Over one year ago I was starting to think about indexing scored stings for auto completion queries. I stumbled upon this problem after seeing the strength of the predictions of the typology approach for next word prediction on smartphones. The typology approach had one major drawback: Though its suggestions had a high precision the speed with 50 milliseconds per suggestion was rather slow especially when working on a server side application.
- On August 16 th 2012 I found a first solution building on Nicolai Diethelms Suggest Tree. Though the speedup was great the suggest tree at this time had several major drawbacks (1. the amount of suggestions had to be known before building the tree 2.) large memory overhead and high redundancy 3.) no possibility of updating weights or even inserting new strings after building the tree) (the last 2 issues have been fixed just last month)
- So I tried to find a solution which required less redundancy. But still for indexing Gigabytes of 5-grams we needed a persistent method. We tried Lucene and MySql in December and January. After seeing that MySQL does not provide any indices for this kind of query I decided to misuse multidimensional trees of MySQL in a highly redundant way to somehow be able to evaluate the strength of typology on large data sets with gigabytes of n-grams. Creating one of the dirtiest hacks in my life I could at least handle the data but the solution was rather engineered and consisted of throwing hardware at the problem.
- After Christoph tried to solve this using bitmap indices which was quite fast but had issues with scaling and index maintainability we had a discussion and finally the solution popped in my mind in the beginning of march this year.
Even though I was thinking of scored tries before they always lacked the problem that they could only find the top-1 element efficiently. Then I realized that one had to sort the children of a node by score and use a priority queue during retrieval. In this way one would get the maximum possible runtime I was doing this in a rather redundant way because I was aiming for fast prefix retrieval of the trie node and then fast retrieval of the top children.
After I came up with my solution and after talking to Lucene contributers from IBM in Haifa I realized that Lucene had a pretty similar solution as a less popular “hidden feature” which I tested.
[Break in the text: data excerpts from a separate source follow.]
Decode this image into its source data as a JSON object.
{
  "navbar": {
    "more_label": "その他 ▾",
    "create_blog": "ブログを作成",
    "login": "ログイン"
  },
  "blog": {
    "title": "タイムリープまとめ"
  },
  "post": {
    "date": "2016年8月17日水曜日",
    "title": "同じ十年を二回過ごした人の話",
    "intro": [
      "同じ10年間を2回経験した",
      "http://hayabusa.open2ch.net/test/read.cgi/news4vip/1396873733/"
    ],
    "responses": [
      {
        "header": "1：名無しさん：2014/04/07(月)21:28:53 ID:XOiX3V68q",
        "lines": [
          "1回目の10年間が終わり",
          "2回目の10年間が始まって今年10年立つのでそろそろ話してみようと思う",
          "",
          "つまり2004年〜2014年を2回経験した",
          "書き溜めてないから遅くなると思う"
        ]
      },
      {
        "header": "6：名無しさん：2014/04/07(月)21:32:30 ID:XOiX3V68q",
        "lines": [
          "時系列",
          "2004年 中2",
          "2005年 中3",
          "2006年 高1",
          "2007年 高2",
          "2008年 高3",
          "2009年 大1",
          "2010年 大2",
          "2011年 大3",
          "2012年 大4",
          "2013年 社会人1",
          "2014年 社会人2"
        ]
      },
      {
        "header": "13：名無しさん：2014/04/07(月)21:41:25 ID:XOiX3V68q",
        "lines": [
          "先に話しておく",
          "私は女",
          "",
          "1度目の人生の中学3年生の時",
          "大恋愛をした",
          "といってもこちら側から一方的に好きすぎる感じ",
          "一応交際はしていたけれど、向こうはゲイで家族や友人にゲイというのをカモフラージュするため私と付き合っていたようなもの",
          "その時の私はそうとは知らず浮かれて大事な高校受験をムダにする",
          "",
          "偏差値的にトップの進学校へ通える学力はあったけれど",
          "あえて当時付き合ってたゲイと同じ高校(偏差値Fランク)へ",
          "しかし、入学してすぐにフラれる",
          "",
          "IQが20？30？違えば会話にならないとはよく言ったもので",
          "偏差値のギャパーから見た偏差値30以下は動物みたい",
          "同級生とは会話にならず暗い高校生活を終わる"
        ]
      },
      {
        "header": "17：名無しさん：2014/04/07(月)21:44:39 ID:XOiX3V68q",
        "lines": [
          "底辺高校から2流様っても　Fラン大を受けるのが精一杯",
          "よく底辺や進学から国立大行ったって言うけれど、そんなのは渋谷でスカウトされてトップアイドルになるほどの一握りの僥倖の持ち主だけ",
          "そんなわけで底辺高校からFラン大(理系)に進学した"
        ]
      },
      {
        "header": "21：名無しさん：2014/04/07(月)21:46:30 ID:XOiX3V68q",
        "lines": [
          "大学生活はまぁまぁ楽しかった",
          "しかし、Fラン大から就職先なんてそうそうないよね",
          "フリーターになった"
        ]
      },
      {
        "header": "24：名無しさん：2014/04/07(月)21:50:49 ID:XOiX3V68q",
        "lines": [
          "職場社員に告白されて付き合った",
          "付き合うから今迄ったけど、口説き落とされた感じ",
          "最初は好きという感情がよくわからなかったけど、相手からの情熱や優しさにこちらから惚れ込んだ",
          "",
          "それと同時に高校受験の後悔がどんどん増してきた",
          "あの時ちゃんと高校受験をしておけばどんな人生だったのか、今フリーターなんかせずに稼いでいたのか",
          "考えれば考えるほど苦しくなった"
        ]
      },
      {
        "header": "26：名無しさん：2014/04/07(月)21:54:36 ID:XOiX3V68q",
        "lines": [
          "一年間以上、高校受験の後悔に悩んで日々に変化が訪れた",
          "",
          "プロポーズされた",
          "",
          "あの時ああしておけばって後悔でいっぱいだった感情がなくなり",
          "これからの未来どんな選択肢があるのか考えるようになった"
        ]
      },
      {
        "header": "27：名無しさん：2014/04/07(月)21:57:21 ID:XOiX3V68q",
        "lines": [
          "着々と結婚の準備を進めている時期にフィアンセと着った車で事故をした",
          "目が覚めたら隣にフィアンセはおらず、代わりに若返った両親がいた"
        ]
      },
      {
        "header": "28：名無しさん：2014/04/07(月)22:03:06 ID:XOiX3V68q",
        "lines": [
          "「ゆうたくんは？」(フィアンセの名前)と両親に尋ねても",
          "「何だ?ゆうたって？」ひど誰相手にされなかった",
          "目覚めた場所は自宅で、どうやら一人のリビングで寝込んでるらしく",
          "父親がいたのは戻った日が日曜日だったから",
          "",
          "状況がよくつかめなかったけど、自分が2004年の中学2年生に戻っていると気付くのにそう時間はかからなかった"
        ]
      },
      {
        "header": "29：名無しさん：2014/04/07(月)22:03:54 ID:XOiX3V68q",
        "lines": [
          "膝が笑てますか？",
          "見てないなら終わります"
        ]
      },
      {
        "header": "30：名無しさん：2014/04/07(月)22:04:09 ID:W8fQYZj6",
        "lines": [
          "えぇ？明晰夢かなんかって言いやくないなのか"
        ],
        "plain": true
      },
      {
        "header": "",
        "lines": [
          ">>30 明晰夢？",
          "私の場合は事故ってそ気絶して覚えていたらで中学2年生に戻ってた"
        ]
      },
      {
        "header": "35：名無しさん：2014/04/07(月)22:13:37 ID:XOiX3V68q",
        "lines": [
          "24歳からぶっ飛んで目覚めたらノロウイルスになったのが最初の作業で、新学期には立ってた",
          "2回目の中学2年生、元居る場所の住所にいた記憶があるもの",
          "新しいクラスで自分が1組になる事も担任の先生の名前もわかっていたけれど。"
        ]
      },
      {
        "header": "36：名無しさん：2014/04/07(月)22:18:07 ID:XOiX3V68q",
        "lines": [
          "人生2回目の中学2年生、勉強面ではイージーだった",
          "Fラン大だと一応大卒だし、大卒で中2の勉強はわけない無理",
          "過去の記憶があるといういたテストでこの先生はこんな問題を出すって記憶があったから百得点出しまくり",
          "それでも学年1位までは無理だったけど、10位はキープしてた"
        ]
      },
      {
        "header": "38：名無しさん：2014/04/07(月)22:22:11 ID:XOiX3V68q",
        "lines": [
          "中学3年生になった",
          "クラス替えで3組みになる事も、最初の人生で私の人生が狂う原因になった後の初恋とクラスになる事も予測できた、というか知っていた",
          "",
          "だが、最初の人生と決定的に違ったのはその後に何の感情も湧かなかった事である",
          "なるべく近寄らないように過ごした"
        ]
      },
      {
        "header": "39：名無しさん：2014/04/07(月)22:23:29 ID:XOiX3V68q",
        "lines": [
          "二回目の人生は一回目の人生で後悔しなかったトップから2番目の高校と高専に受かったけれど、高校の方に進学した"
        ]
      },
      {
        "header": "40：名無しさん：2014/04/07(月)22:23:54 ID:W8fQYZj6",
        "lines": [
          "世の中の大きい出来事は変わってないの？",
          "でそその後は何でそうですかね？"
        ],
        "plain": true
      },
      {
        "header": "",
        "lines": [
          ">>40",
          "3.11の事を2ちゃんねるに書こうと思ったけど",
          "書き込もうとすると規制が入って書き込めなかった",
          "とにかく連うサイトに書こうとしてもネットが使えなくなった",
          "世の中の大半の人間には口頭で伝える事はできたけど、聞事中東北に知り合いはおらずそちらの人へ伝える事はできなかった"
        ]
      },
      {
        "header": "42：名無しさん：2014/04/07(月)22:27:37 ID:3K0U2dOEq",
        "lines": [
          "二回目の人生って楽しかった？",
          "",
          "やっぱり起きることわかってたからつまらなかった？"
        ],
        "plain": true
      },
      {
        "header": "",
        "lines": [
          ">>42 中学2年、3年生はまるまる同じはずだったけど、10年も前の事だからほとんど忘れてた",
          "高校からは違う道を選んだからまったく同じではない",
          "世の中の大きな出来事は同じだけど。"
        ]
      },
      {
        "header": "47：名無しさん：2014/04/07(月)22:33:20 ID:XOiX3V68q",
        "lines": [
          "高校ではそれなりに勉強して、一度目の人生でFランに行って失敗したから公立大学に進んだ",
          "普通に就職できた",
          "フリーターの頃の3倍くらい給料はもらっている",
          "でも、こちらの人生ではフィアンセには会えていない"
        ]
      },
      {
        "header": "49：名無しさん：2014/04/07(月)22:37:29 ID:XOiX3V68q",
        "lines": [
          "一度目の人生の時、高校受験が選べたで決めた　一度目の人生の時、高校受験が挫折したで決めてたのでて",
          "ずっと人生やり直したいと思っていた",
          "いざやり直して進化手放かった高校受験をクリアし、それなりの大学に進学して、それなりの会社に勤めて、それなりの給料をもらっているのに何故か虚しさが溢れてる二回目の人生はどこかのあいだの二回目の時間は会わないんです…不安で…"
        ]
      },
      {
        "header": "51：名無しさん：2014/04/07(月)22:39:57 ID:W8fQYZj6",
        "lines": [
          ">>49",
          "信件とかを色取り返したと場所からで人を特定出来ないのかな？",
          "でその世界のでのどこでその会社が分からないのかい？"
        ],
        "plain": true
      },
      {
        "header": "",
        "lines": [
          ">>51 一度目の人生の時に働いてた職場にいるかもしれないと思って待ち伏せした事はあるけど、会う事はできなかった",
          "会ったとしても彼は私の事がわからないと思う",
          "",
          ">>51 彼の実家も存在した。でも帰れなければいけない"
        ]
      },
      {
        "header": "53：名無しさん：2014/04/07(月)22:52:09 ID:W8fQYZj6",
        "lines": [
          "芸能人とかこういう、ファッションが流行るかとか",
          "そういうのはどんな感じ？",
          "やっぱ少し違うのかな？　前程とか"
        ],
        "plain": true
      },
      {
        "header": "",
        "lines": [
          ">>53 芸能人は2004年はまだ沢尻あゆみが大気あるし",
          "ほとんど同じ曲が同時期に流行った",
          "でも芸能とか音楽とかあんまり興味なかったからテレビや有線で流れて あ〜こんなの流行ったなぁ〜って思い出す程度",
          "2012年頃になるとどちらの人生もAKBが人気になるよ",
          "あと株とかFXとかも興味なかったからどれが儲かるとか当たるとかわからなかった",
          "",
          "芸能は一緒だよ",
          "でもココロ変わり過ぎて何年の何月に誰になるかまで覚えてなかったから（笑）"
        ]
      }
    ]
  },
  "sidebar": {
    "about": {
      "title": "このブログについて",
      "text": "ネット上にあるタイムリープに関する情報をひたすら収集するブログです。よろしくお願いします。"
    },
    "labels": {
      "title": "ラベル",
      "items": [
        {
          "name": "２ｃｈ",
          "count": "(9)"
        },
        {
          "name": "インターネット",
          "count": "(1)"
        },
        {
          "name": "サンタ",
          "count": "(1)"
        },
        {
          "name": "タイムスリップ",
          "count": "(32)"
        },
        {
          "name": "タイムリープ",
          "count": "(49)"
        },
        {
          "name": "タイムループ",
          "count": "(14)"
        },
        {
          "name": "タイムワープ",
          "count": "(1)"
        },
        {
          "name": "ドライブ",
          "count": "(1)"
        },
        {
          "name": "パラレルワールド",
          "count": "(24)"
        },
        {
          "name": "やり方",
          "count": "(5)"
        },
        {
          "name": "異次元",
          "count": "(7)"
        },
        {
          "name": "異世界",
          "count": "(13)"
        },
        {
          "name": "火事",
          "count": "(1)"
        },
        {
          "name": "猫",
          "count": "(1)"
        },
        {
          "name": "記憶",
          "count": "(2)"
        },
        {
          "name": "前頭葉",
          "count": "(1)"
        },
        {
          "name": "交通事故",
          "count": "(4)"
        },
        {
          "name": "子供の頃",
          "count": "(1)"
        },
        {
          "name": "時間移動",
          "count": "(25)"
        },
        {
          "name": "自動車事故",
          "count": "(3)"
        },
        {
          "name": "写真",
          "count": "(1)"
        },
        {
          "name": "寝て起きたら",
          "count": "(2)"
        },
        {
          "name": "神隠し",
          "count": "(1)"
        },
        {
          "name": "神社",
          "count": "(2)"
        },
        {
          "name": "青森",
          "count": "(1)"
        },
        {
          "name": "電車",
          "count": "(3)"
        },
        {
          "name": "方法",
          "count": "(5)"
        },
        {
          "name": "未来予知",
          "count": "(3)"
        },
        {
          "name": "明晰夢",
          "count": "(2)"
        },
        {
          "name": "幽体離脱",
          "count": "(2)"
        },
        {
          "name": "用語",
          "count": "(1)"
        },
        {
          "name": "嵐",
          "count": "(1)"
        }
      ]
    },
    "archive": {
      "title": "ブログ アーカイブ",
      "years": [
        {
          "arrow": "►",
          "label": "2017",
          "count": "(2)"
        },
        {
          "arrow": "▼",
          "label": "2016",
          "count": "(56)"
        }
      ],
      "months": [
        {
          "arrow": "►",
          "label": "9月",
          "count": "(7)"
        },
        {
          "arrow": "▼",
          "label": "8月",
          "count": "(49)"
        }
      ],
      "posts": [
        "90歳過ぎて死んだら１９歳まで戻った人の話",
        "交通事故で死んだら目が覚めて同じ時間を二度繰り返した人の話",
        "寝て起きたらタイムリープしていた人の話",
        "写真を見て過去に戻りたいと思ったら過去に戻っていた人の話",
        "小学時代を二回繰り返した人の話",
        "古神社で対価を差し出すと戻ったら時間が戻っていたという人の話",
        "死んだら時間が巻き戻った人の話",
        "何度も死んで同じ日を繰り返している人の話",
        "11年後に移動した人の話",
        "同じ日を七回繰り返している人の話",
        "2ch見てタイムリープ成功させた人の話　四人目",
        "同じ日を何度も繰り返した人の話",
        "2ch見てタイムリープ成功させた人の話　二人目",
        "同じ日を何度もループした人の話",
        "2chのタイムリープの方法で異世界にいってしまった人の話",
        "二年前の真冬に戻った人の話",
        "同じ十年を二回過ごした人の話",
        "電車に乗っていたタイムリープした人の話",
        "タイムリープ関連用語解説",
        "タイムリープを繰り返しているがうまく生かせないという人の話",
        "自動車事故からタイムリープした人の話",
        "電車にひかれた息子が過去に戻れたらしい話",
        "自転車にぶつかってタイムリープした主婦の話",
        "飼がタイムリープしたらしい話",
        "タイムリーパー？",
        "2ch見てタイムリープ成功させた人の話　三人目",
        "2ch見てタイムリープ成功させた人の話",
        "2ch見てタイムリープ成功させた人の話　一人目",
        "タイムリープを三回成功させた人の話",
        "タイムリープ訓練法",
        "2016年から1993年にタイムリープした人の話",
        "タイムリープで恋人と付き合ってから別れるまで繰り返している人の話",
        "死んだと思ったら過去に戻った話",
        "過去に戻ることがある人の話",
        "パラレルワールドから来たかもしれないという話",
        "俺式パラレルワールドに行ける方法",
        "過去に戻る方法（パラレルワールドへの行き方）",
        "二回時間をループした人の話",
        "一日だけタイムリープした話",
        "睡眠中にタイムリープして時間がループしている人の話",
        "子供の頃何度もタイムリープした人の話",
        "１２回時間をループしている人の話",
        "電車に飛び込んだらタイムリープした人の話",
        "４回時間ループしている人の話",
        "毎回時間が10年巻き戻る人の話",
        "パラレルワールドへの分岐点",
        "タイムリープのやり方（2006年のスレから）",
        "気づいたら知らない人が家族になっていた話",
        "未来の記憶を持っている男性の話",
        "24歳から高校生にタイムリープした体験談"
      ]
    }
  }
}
Anyway in my experiment I also experienced a large memory overhead with the Lucene solution so my friend Heinrich and me started to develop my trie based solution and benchmark it with various baselines in order to produce a good solid output.
The developement started last month and we had quite some progress. Our goal was always to be about as fast as Nicolai Diethelms suggest tree but not running into all the drawbacks of his solution. In our coding session yesterday we realized that Nicolai improved his data structure a lot by getting rid of his memory overhead and also being able to update, insert and delete new items to his index (still the amount of suggestions has to be known before the tree was build)
Yet while learning more about the ternary tree data structure he used to build up his solution I found a paper that will be presented TODAY at WWW conference. Guess what: Independently of us Giuseppe Ottaviano explains in Chapter 4 the exact solution and algorithm that I came up with this march. Combined with an efficient implementation of the tries and many compression techniques (even respecting cache locality of the processor) he even beats Nicolai Diethelms suggest tree.
I looked up Giuseppe Ottaviano and the only thing two things I have to say are:
- Congratulations Giuseppe. You really worked on that kind of problems for a long time an created an amazing paper. This is also reflected by the related work section and all the small details that are in your paper which we were still in the process of figuring out.
- If anyone needs an auto completion service this is the way to go. Being able to provide suggestions from a dictionary with 10 Mio. entries in a few micro seconds (yes micro not milli!) means that a single computer can handle about 100’000 requests per second which is certainly web scale. Even the updated suggest tree by Nicolai is now the way to go and maybe much easier to use since it is java based and not C++ and the full code is open sourced.
Anyway life goes on and by thinking about the trie based solution we already came up with a decent list of future work which we can most certainly use for follow up work and I will certainly contact the authors maybe a collaboration in future will be possible.